Stati membri verso una Procura europea. Ma prende corpo l’Europa a due velocità

Stati membri verso una Procura europea. Ma prende corpo l’Europa a due velocità
8 febbraio 2017

Il Consiglio Affari generali dell’Ue, riunito ieri a Lussemburgo, ha confermato la volontà di attivare una procedura di “cooperazione rafforzata” tra gli Stati membri favorevoli alla creazione del Procuratore europeo (“European Public Prosecutor’s Office”, o Eppo, ndr), dopo aver constatato ancora una volta la mancanza di un consenso unanime su questa proposta, che la Commissione Ue aveva varato il 17 luglio 2013. Continuano a opporsi in particolare Ungheria e Polonia, e dal novembre scorso anche l’Olanda, dopo il voto contrario del suo Parlamento. La Procura europea (che sarebbe comunque affiancata da giudici nazionali) avrebbe l’autorità di condurre indagini sulle frodi ai danni del bilancio Ue (che valgono 3 miliardi di euro all’anno) e più in generale sui reati che danneggiano gli interessi finanziari dell’Unione, ma anche sulle frodi all’Iva negli scambi intracomunitari, che costano 50 miliardi di euro ai bilanci degli Stati membri, secondo le stime dell’Olaf (l’Ufficio antifrode dell’Unione). Oggi gran parte di questi crimini non sono perseguiti, proprio a causa del loro carattere transnazionale, a cui corrisponde una frammentazione delle indagini e l’impossibilità da parte delle procure nazionali di operare al di fuori delle loro giurisdizioni. E gli organismi già esistenti per la cooperazione giudiziaria e di polizia (Olaf, Eurojust ed Europol) non possono compiere indagini di carattere penale.

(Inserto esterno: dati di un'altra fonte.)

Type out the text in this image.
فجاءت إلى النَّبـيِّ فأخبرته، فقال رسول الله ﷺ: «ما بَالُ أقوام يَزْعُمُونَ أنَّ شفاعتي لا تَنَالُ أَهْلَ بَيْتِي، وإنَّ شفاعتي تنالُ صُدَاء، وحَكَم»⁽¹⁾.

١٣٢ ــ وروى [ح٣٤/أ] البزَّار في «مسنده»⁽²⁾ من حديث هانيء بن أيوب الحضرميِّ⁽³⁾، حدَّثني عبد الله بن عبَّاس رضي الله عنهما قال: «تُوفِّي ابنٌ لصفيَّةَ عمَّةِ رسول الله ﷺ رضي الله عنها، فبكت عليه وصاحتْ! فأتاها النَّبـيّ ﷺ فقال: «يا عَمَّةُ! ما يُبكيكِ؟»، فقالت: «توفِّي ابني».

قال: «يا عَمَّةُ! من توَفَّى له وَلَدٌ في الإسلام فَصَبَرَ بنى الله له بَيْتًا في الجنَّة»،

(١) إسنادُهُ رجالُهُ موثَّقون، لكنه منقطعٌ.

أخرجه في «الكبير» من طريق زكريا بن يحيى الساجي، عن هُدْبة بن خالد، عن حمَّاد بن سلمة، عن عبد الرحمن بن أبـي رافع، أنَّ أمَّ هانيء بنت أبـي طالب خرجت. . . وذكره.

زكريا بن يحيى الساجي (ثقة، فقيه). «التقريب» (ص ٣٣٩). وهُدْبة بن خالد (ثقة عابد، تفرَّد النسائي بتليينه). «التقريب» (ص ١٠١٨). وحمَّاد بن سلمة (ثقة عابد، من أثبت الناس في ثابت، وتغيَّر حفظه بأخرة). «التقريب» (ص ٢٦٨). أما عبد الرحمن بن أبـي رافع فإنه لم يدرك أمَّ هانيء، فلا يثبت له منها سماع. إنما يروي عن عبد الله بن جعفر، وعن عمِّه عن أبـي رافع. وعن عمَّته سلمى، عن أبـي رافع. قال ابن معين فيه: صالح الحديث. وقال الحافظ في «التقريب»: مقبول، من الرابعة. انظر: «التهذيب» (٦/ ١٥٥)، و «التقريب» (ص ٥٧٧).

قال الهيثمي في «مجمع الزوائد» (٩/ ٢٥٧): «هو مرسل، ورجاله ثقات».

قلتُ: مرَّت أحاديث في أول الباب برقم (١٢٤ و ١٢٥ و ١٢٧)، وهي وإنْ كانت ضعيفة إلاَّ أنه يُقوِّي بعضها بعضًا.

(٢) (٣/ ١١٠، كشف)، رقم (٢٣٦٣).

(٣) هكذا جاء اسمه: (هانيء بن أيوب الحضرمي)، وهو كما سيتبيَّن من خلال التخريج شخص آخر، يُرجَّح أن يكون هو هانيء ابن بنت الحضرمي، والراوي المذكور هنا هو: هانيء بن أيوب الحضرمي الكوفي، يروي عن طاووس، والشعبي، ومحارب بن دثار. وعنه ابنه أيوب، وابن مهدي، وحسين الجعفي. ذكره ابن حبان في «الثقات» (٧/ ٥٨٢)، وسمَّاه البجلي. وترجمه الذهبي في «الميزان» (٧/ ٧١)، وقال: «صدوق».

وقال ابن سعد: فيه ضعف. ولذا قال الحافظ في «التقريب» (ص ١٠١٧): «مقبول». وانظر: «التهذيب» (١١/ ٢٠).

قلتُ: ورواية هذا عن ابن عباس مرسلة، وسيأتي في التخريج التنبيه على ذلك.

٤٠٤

DUE VELOCITA’ La “cooperazione rafforzata”, prevista dai trattati Ue, permette agli Stati membri di buona volontà (almeno nove) di andare avanti su un progetto di integrazione fra loro in un determinato settore, senza aspettare gli altri paesi dell’Ue restii o contrari, ma lasciando loro sempre la porta aperta se decidono di raggiungerli. Si tratta di un caso tipico, e già possibile, di applicazione di un meccanismo di “Europa a più velocità”, di cui si parla molto in questi giorni. Al recente Consiglio europeo informale di Malta la cancelliera tedesca Angela Merkel e i governi dei paesi del Benelux (Belgio, Olanda e Lussemburgo) hanno aperto la riflessione sull’Europa a due velocità come possibilità, probabilmente senza alternative, di rilanciare l’Ue e il suo processo d’integrazione, senza continuare a farsi frenare dagli Stati membri – come il Regno Unito, o i paesi dell’Est – che non condividono l’obiettivo della “Unione sempre più stretta” fra loro (“ever closer union”), secondo quanto prevede il Trattato Ue. Dopo la cooperazione rafforzata per la tassa sulle transazioni finanziarie, ora frenata dalla Brexit e dei timori per le sue possibili conseguenze in termini di competitività sui mercati finanziari, la Procura europea sembra essere un caso di scuola di integrazione settoriale “per cui il Trattato Ue consente già velocità diverse”, come non ha mancato di notare ieri e ripetere oggi il portavoce capo della Commissione europea, Margaritis Schinas.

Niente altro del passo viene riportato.